Dianna Ashton‘s 2006 picture book An Egg is Quiet is both lovely and informative.

This is a nonfiction picture book, so the information comes largely from Ashton. The loveliness comes largely from Sylvia Long‘s illustrations, which both accurately represent the various eggs featured here. However, in some cases, both qualities come from the interplay of word and image, and also design, as book uses repetition and progression well.

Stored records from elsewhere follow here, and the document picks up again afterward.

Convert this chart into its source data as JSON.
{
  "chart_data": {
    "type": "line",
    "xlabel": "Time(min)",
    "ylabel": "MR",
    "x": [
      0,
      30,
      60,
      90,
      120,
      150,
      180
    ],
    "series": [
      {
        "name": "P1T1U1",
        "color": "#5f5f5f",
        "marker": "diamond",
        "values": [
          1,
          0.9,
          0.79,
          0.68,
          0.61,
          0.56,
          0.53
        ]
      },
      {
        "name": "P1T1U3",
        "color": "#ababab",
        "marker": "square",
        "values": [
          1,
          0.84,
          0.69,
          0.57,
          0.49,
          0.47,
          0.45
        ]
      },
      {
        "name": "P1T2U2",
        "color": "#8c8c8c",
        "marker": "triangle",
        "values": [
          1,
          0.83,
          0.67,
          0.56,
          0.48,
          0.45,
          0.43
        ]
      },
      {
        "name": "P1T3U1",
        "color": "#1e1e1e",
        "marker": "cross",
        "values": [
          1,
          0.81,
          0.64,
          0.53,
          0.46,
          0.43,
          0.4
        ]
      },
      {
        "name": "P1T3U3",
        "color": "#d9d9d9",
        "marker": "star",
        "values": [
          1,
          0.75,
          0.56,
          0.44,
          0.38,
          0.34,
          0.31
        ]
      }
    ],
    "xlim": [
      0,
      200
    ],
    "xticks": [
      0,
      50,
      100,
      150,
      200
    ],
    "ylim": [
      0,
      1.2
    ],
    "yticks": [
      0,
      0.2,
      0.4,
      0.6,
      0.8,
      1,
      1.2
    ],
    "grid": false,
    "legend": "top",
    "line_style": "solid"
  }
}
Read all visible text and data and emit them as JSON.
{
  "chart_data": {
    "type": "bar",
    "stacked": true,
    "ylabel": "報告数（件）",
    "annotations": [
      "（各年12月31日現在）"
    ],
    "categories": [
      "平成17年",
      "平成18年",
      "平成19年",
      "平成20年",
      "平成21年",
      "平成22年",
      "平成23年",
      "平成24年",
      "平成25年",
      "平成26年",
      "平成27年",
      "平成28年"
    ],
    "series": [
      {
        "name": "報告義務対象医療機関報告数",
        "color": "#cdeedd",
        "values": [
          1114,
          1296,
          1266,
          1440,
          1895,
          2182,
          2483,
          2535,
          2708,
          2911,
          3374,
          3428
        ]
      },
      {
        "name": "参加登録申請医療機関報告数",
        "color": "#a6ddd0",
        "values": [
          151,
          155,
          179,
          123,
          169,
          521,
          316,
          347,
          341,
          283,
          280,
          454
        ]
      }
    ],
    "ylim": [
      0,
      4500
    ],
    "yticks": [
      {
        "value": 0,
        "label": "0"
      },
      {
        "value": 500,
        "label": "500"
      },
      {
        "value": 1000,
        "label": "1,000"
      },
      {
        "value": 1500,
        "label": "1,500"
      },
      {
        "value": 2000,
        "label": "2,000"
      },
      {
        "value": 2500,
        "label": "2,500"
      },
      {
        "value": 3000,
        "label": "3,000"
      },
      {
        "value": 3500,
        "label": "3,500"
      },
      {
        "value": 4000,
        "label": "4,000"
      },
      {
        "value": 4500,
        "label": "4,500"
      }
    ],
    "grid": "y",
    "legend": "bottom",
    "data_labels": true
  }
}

The book is pretty simple in its premises: lots of animals lay eggs. Those eggs share certain characteristics. The creatures growing in those eggs pass through similar stages of development…and the result is the wonder of new life.

What’s not as simple, and is quietly impressive, is the way the book guides readers and integrates so much in a small space. The book starts by using its title to point readers to a basic aspect of eggs: “An egg is quiet.” However, the book then repeats a similar phrase, changing only the final word, over and over: “An egg is–colorful, shapely,” and so on. This gives opportunities to focus, and to reveal variety within unity. For example, the page on shapely features (and explains) a round egg, an oval egg, a pointed egg, and a tubular egg. Each is shown, described, and contextualized, so readers can learn principles of biological adaptation. This continues until the eggs hatch and we learn “an egg is noisy!”

The book isn’t perfect–some of the text is presented like very fancy handwriting, making it hard to read–but it is good, valuable, and pleasing.